Im Merowingerreich (5.-8. Jh.) waren die Zentenare Provinzialbeamte: Sie waren die Vertreter der untersten staatlichen Bezirke, der fränkischen und alamannischen Hundertschaften (centenen). Ihnen entsprachen die Goe der Friesen und Sachsen, die lat. conditae der Bretagne, die lat. aicis der Auvergne und die lat. vicariae auf romanischem Gebiet.

Anfangs entsprachen sie ebenso den Thungine der Lex Salica, ebenso den Vikaren, und teilweise den Tribune und Schultheißen, die vermutlich mit den Sakebaronen des salischen Volksrechts in Verbindung stehen. [1]

Im Laufe des Frühmittelalters veränderten sich die Befugnisse des Zentenars im Vergleich zum früheren Thunginus erheblich, denn ihm wurde der Graf als königlicher Vorsteher des größeren, mehrere Hundertschaften umfassenden Bezirks vorgesetzt. Er brachte den alten Volksbeamten nach und nach in ein Verhältnis der Abhängigkeit, und ernannte ihn im 9. Jhd. unter Mitwirkung des Volkes. So wurde in karolingischer Zeit der Zentenar ein Hilfsorgan des Grafen in administrativer, militärischer, polizeilicher und gerichtlicher Hinsicht. Aber er fungierte doch auch noch als selbständiger Richter.

Trennung der Kompetenzen von Graf und Zentenar[]

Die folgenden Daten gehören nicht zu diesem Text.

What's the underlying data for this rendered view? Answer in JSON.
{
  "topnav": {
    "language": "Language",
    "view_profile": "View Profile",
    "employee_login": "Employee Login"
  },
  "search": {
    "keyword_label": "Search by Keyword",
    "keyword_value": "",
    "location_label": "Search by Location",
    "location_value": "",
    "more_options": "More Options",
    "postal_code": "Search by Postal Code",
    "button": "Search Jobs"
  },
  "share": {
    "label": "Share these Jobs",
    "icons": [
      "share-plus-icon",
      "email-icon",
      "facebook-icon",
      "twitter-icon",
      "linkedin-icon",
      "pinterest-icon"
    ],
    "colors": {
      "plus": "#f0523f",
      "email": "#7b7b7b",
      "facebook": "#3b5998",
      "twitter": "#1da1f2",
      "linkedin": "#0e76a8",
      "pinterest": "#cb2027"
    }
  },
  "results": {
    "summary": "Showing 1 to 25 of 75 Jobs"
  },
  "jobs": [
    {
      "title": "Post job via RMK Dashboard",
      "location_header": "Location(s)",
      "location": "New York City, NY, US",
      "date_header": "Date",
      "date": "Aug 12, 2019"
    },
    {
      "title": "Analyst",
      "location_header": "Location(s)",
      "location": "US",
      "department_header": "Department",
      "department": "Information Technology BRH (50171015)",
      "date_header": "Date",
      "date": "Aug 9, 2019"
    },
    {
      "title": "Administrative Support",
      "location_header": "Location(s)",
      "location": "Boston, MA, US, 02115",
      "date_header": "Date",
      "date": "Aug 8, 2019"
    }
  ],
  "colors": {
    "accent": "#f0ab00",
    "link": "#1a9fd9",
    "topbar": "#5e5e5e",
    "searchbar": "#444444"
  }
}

Die Maßnahmen Karls des Großen verlangten, dass der Graf nur die geringeren Rechtssachen den unteren Beamten überließ. Besonders das Kapitulare de iustitiis faciendis bestimmte: Niemand solle im Gericht des Zentenars zum Tode verurteilt, der Freiheit beraubt oder zur Herausgabe von Eigengut und Knechten gezwungen werden; vielmehr geschehe das nur bei Anwesenheit des Grafen oder Königsboten. Aber zu einer allgemeinen festen, dauernden Trennung der Kompetenzen des Grafen und des Zentenars im Sinne einer Gegenüberstellung von Hoch- und Niedergerichtsbarkeit, wie oft behauptet wurde, führte diese Maßnahme nicht (s. Graf).

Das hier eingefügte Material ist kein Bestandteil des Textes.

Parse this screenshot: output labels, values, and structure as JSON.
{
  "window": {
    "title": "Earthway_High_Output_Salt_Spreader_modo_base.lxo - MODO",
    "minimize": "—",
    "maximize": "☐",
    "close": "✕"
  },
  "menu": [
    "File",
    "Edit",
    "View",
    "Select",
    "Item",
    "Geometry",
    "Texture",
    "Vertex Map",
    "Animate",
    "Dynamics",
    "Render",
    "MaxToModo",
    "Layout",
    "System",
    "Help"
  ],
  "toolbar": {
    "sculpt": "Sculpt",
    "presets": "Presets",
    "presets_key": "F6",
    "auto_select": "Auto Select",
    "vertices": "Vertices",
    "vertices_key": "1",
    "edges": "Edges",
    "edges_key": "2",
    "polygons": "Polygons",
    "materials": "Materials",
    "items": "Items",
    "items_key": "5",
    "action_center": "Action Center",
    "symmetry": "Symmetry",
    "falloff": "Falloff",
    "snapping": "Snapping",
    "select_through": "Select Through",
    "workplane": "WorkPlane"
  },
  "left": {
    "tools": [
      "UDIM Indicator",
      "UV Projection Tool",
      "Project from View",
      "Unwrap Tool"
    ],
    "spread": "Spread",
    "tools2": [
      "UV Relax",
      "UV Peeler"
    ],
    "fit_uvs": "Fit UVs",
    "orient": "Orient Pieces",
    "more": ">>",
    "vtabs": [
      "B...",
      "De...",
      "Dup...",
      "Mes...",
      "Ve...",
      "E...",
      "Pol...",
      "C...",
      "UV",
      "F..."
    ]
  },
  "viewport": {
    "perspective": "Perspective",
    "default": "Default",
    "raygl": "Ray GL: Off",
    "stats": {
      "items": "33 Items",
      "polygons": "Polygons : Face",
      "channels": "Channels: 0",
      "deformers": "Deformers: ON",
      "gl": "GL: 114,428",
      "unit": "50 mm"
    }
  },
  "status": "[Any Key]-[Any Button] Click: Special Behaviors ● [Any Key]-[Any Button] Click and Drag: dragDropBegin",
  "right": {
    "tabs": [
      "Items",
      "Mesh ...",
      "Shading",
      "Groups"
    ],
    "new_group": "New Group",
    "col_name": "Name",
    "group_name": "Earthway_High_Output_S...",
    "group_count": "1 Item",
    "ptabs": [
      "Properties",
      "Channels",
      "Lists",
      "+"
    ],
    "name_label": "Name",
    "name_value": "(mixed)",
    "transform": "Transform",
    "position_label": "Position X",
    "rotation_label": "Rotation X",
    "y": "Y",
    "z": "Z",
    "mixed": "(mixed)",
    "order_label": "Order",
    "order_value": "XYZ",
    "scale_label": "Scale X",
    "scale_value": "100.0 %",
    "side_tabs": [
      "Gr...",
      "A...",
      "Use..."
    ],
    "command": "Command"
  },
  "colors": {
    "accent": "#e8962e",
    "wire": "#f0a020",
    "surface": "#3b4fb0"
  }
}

Denn in der fränkischen Periode und in der deutschen Kaiserzeit erscheinen Zentenare auch als Hochrichter, Zentgerichtsbarkeit ist als Hochgerichtsbarkeit bezeugt. Es scheint demnach, dass gleich im Anschluß an Karls Verordnungen eine Trennung der Gerichtskompetenzen nach den Ständen der Gerichtsleute einsetzte, dass in manchen Gebieten des Frankenreiches den Grafen die Justiz über die höhere Bevölkerungsklasse vorbehalten waren, während den Zentenaren und den ihnen gleichgestellten unteren Richtern die Rechtsprechung, und z.T. auch die hohe, über die niedere Schicht überlassen wurde.

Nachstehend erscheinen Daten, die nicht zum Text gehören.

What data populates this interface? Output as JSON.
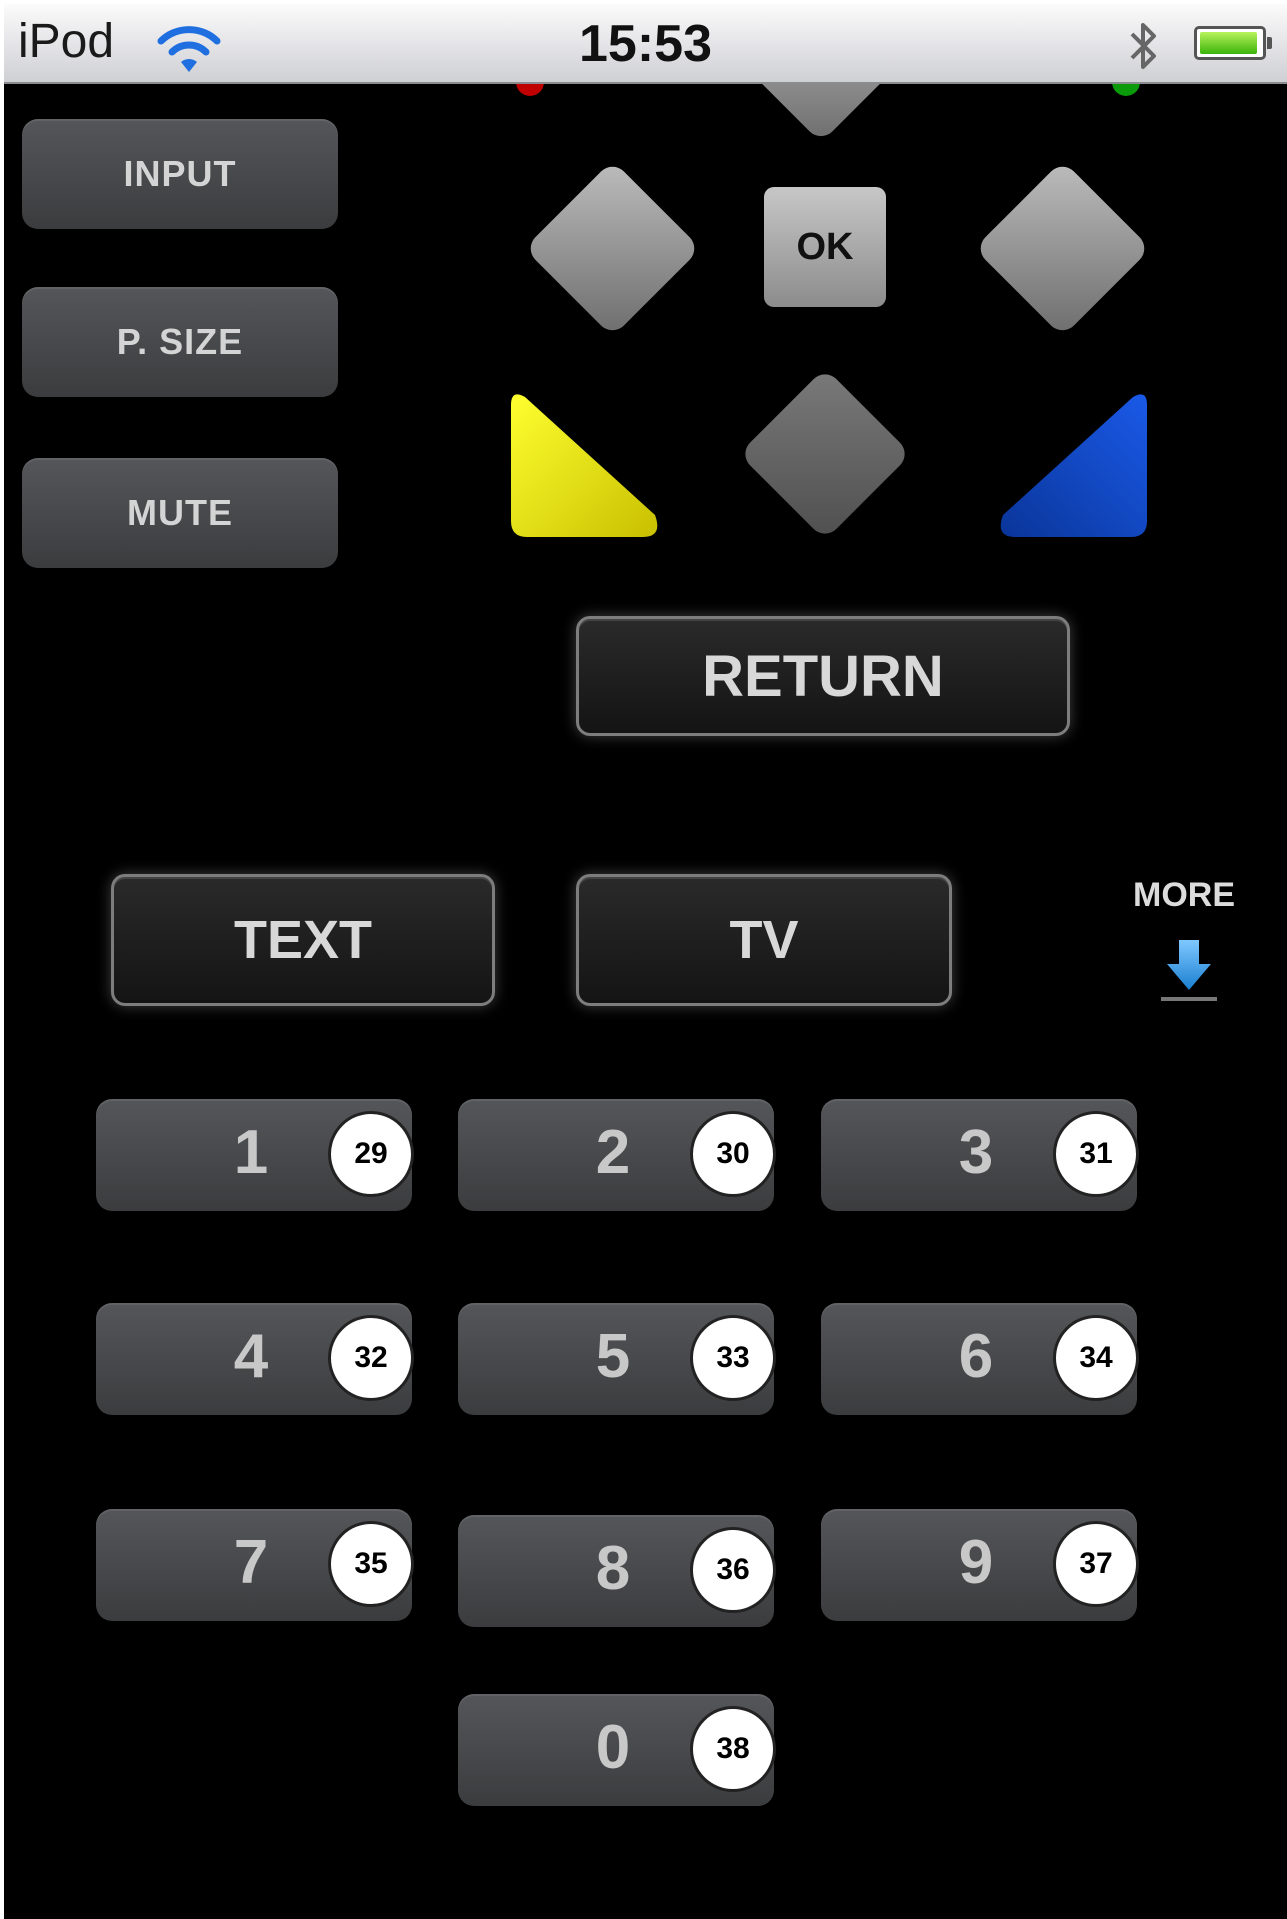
{
  "status_bar": {
    "device": "iPod",
    "time": "15:53",
    "icons": [
      "wifi-icon",
      "bluetooth-icon",
      "battery-icon"
    ],
    "battery_level": 0.95
  },
  "side_buttons": [
    "INPUT",
    "P. SIZE",
    "MUTE"
  ],
  "dpad": {
    "ok_label": "OK"
  },
  "color_keys": {
    "yellow": "#f5f000",
    "blue": "#0b3fc0",
    "red": "#c00000",
    "green": "#0a9a0a"
  },
  "return_label": "RETURN",
  "mode_buttons": {
    "text": "TEXT",
    "tv": "TV"
  },
  "more": {
    "label": "MORE",
    "icon": "arrow-down-icon"
  },
  "numpad": [
    {
      "num": "1",
      "badge": "29"
    },
    {
      "num": "2",
      "badge": "30"
    },
    {
      "num": "3",
      "badge": "31"
    },
    {
      "num": "4",
      "badge": "32"
    },
    {
      "num": "5",
      "badge": "33"
    },
    {
      "num": "6",
      "badge": "34"
    },
    {
      "num": "7",
      "badge": "35"
    },
    {
      "num": "8",
      "badge": "36"
    },
    {
      "num": "9",
      "badge": "37"
    },
    {
      "num": "0",
      "badge": "38"
    }
  ]
}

Überschneidung Hunnonen u. Zentenare[]

Waren schon im fränkischer Zeit die Zentenare der verschiedenen Reichsgebiete keineswegs durchaus gleichartig, so ist seit dem ausgehenden 9. Jhd. vollends ein starkes Auseinandergehen der Entwicklung wahrzunehmen. Die Auflösung der karolingischen Staatsgliederung, das Vordringen privater Herrschaften bewirkte, einmal, dass Zentenare zu herrschaftlichen Beamten, und zum anderen, dass herrschaftliche Beamte mit Zentenarbefugnissen ausgestattet wurden. Dazu kommt, dass von Anfang an, schon im fränkischer Zeit, Beamte in verschiedener Stellung unter Namen vorkommen, die auf Hunderte hinweisen (centurio u.ä.).

In den Befugnissen der Zentgrafen ebenso wie in denen mancher mittelrheinischer Hunnonen lebten die hochrichterlichen Befugnisse der einstigen Volksrichter und Hundertschaftsvorsteher fort, während andererseits Centurionen in verschiedenen Gebieten Deutschlands als lokale Herrschaftsbeamte mit Niedergerichtsbarkeit, während später Hunnen am Niederrhein als schlichte Ortsvorsteher begegnen. Die spätere Vielfältigkeit läßt sich nur zum Teil auf eine unterschiedliche Entwicklung des ursprünglich einheitlichen Amtes zurückführen. Vielmehr beruht sie von Anfang an auch auf einer verschiedenen Stellung der nur einen gleichen oder ähnlichen Namen tragenden Beamten.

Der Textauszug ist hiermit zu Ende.